Home
Understanding data flows cloud services
Back to Blog
CloudAPIsData Engineering

Understanding Data Flows Between APIs, Databases, and Cloud Services

December 20257 min read

One of the most valuable skills I've developed working at Gorkhali Agents is understanding how data moves through modern applications. This knowledge is essential for debugging issues and building reliable systems.

The Typical Data Flow

In most cloud-based applications, data follows a predictable path:

┌─────────────┐     ┌─────────────┐     ┌─────────────┐
│   Client    │────▶│     API     │────▶│  Database   │
│  (Request)  │     │  (Process)  │     │  (Storage)  │
└─────────────┘     └─────────────┘     └─────────────┘
                           │
                           ▼
                    ┌─────────────┐
                    │   Cloud     │
                    │  Services   │
                    │ (Pub/Sub,   │
                    │  Storage)   │
                    └─────────────┘

Understanding this flow helps when debugging. If data isn't appearing where expected, I check each step: Was the request received? Did the API process it correctly? Was it stored in the database?

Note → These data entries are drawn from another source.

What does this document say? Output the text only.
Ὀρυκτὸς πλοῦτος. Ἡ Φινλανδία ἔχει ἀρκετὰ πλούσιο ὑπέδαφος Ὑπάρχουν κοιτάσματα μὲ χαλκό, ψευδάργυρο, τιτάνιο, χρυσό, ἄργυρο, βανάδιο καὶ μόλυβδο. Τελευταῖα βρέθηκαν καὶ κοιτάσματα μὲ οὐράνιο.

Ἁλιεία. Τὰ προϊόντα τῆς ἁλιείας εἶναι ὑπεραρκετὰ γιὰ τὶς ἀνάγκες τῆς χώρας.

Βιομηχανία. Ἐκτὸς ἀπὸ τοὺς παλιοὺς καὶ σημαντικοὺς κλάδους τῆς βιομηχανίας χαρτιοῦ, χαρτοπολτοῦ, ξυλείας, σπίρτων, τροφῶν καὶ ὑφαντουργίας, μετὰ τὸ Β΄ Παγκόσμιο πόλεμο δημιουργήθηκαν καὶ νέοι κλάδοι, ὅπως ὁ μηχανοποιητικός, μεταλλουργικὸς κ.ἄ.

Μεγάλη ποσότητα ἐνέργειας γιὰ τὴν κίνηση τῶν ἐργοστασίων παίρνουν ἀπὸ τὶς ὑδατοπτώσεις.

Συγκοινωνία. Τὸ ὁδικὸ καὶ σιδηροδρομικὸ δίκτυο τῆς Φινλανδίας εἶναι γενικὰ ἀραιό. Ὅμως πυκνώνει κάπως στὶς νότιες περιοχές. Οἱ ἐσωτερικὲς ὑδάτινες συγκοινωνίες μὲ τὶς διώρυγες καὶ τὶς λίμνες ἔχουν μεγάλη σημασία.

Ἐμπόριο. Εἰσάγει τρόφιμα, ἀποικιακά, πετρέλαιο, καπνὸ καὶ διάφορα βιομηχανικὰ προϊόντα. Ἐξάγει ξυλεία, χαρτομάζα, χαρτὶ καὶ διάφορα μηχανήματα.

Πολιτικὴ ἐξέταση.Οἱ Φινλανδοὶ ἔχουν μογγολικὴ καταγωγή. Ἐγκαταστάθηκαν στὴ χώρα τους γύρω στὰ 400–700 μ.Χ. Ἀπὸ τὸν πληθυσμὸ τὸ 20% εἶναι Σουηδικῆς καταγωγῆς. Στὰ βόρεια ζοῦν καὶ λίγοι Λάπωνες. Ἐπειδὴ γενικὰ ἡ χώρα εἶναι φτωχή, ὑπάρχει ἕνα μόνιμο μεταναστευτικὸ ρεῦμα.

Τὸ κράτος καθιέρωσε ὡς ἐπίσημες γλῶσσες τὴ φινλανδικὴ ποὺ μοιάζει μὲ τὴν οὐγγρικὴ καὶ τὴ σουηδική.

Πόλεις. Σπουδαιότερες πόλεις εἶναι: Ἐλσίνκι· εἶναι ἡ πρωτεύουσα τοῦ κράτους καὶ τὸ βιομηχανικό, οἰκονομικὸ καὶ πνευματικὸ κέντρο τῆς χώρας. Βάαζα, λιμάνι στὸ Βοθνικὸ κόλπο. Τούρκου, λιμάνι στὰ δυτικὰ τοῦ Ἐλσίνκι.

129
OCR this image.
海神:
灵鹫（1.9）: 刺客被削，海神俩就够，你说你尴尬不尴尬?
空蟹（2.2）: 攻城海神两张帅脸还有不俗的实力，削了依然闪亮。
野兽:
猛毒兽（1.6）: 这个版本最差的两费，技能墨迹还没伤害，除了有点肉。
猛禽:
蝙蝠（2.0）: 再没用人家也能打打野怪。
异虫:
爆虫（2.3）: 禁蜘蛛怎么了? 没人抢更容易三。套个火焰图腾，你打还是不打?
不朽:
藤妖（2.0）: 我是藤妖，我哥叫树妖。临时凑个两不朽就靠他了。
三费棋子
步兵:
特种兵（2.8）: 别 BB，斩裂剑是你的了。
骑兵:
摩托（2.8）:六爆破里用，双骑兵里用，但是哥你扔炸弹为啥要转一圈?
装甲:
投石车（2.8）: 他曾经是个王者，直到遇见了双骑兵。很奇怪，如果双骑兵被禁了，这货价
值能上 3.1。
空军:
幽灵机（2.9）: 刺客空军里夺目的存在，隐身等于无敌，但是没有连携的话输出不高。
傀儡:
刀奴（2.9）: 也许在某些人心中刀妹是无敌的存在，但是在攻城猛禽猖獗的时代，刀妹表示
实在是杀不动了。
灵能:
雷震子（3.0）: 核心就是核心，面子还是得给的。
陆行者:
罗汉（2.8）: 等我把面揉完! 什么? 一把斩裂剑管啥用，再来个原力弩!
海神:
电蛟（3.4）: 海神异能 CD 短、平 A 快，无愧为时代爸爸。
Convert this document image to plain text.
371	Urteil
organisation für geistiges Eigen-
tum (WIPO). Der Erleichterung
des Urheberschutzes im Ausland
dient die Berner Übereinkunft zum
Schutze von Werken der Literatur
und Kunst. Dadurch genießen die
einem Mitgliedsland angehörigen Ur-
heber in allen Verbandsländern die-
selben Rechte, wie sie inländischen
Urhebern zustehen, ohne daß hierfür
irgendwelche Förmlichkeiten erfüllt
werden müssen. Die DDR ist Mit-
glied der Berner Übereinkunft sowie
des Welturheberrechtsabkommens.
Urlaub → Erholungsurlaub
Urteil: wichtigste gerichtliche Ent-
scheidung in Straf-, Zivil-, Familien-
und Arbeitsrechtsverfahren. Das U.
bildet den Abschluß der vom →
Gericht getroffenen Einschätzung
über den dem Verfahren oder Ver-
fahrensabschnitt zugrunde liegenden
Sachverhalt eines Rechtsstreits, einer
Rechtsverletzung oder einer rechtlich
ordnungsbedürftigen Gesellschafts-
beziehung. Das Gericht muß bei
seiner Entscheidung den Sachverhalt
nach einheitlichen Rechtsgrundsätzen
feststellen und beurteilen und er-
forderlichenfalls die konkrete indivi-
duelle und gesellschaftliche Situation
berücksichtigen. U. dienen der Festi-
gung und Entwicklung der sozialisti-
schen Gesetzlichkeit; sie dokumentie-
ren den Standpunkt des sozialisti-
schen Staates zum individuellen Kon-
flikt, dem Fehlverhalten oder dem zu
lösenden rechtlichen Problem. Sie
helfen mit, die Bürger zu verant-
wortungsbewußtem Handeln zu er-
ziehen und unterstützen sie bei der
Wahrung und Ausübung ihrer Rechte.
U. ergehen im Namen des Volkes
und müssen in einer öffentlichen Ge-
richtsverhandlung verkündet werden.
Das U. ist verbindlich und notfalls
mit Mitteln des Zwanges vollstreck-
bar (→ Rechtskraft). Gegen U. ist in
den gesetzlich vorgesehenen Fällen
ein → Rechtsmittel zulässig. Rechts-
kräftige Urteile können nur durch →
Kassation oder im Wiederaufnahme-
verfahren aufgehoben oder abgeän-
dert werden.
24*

Working with Google Cloud Services

At work, I use several GCP services that handle data:

  • Cloud Run: Hosts our backend services that process API requests
  • Cloud Functions: Handles event-driven processing and webhooks
  • Pub/Sub: Manages message queues for async processing
  • BigQuery: Stores analytical data for reporting
  • Firestore: NoSQL database for real-time data

Ensuring Data Integrity

One of my responsibilities is ensuring data is stored and retrieved correctly. This involves several practices:

1. Validating at API Boundaries

# FastAPI example with Pydantic validation
from pydantic import BaseModel, EmailStr, validator
from typing import Optional

class UserCreate(BaseModel):
    email: EmailStr
    name: str
    age: Optional[int] = None
    
    @validator('name')
    def name_must_not_be_empty(cls, v):
        if not v.strip():
            raise ValueError('Name cannot be empty')
        return v.strip()
    
    @validator('age')
    def age_must_be_positive(cls, v):
        if v is not None and v < 0:
            raise ValueError('Age must be positive')
        return v

2. Database Constraints

Application validation isn't enough. Database constraints provide a safety net:

CREATE TABLE users (
    id SERIAL PRIMARY KEY,
    email VARCHAR(255) UNIQUE NOT NULL,
    name VARCHAR(100) NOT NULL,
    created_at TIMESTAMP DEFAULT CURRENT_TIMESTAMP,
    
    -- Ensure email format
    CONSTRAINT valid_email CHECK (email ~* '^[A-Za-z0-9._%+-]+@[A-Za-z0-9.-]+\.[A-Za-z]{2,}$')
);

CREATE INDEX idx_users_email ON users(email);

3. Handling Failures Gracefully

import asyncio
from typing import Optional

async def fetch_with_retry(
    url: str, 
    max_retries: int = 3,
    backoff_factor: float = 2.0
) -> Optional[dict]:
    """Fetch data with exponential backoff retry."""
    
    for attempt in range(max_retries):
        try:
            response = await http_client.get(url)
            response.raise_for_status()
            return response.json()
            
        except Exception as e:
            if attempt == max_retries - 1:
                log.error(f"Failed after {max_retries} attempts: {e}")
                return None
            
            wait_time = backoff_factor ** attempt
            log.warning(f"Attempt {attempt + 1} failed, retrying in {wait_time}s")
            await asyncio.sleep(wait_time)
    
    return None

Debugging Production Issues

When something goes wrong with data, I follow a systematic approach:

  1. Check the logs: Cloud Logging shows what happened at each step
  2. Trace the request: Follow the data from client to database
  3. Verify the schema: Ensure database schema matches application expectations
  4. Check connectivity: VPC settings and IAM permissions can block access
  5. Review recent changes: Check deployment history for related changes

Documentation and Knowledge Sharing

A significant part of my work involves documenting workflows and data-related configurations. Good documentation helps the team:

  • Onboard new team members faster
  • Troubleshoot issues without depending on one person
  • Maintain consistent practices across the team
  • Reduce time spent on repeated questions

Looking Forward: Data Engineering

Understanding these data flows is directly relevant to data engineering. ETL pipelines are essentially:

  • Extract: Pull data from various sources (APIs, databases, files)
  • Transform: Clean, validate, and reshape the data
  • Load: Store in a data warehouse for analysis

My current work with PostgreSQL, Python, and cloud services gives me hands-on experience with each of these stages. Learning tools like BigQuery and understanding data flows prepares me for building and maintaining data pipelines.